Old friend Brendan Ross once elaborated on how Islam is Eastern Christendom's (estranged Catholics) bastard: versions of Mary and Jesus are in the Koran because Mohammed knew or at least knew of the Nestorians, and the Turks, who came from central Asia with little culture, stole the architecture for the mosque by literally taking Greek Orthodox churches and ripping out the altar and icons: Hagia Sophia, the cathedral whose beauty legendarily converted the Russians.
Anyway.
Fr. Patrick Reardon writes:
Islam’s success, in Belloc’s view, derives precisely from its being fundamentally a Christian heresy. As a denial of the Incarnation, it is the one heresy that has endured and flourished.
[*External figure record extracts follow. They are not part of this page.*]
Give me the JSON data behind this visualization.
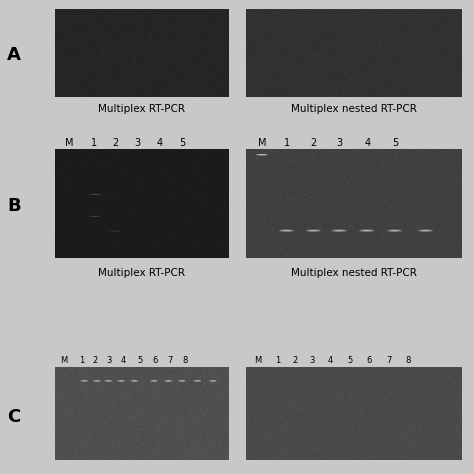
{
  "background_color": "#c8c8c8",
  "panel_labels": [
    "A",
    "B",
    "C"
  ],
  "panel_label_fontsize": 13,
  "sublabel_A_left": "Multiplex RT-PCR",
  "sublabel_A_right": "Multiplex nested RT-PCR",
  "sublabel_B_left": "Multiplex RT-PCR",
  "sublabel_B_right": "Multiplex nested RT-PCR",
  "lane_labels_B": [
    "M",
    "1",
    "2",
    "3",
    "4",
    "5"
  ],
  "lane_labels_C": [
    "M",
    "1",
    "2",
    "3",
    "4",
    "5",
    "6",
    "7",
    "8"
  ]
}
In more-philosophical terms, Pope Benedict has made essentially the same observation. “Mohammed’s burning appeal was an appeal to simplicity and the relaxation of the intelligence,” Belloc remarked in 1929.It's been written that all heresy appeals to simplicity: the Protestants claiming early Christian simplicity vs. the church, which the Mormons riff on, being apostate Protestants. Fr. Serge explained to me in person, describing his own religious odyssey (New York Irish Catholic turned Russian Orthodox in 1961, ordained in 1967, then turned Russian Catholic in 1973), in small-o orthodoxy there are tensions, such as between universality (propositional religion) and particularity (tribal religion). Schism and heresy try to "fix" those tensions.
Response:
Exactly: it was oft viewed in the past as a Christian heresy (though so heretical as no longer to be Christian). A heresy which rejected the Incarnation and the Trinity and reduced God the Father to a unipersonal Lord of all, whose commands are ipso facto true and right, whether or not they are consistent with each other or with truth and goodness - a nominalist Deity. But nonetheless one whose name Allah (drawn from that of a pagan lunar deity, some say) is used by Arabic- (and Malay-) speaking Christians as well as Muslims. As a monotheistic religion that professes to worship the one God, though understanding God quite wrongly, it still seems (whatever of a pretended revelation by an angel manifestly not good nor Gabriel to a pretended prophet of low and bloodthirsty morals) that Muslims attempt to worship the true God. Which, ironically, makes their cult better than pagan polytheism (e.g. Hinduism) or an ultimate denial of all reality (Buddhism). And I say this not with any love of Islam.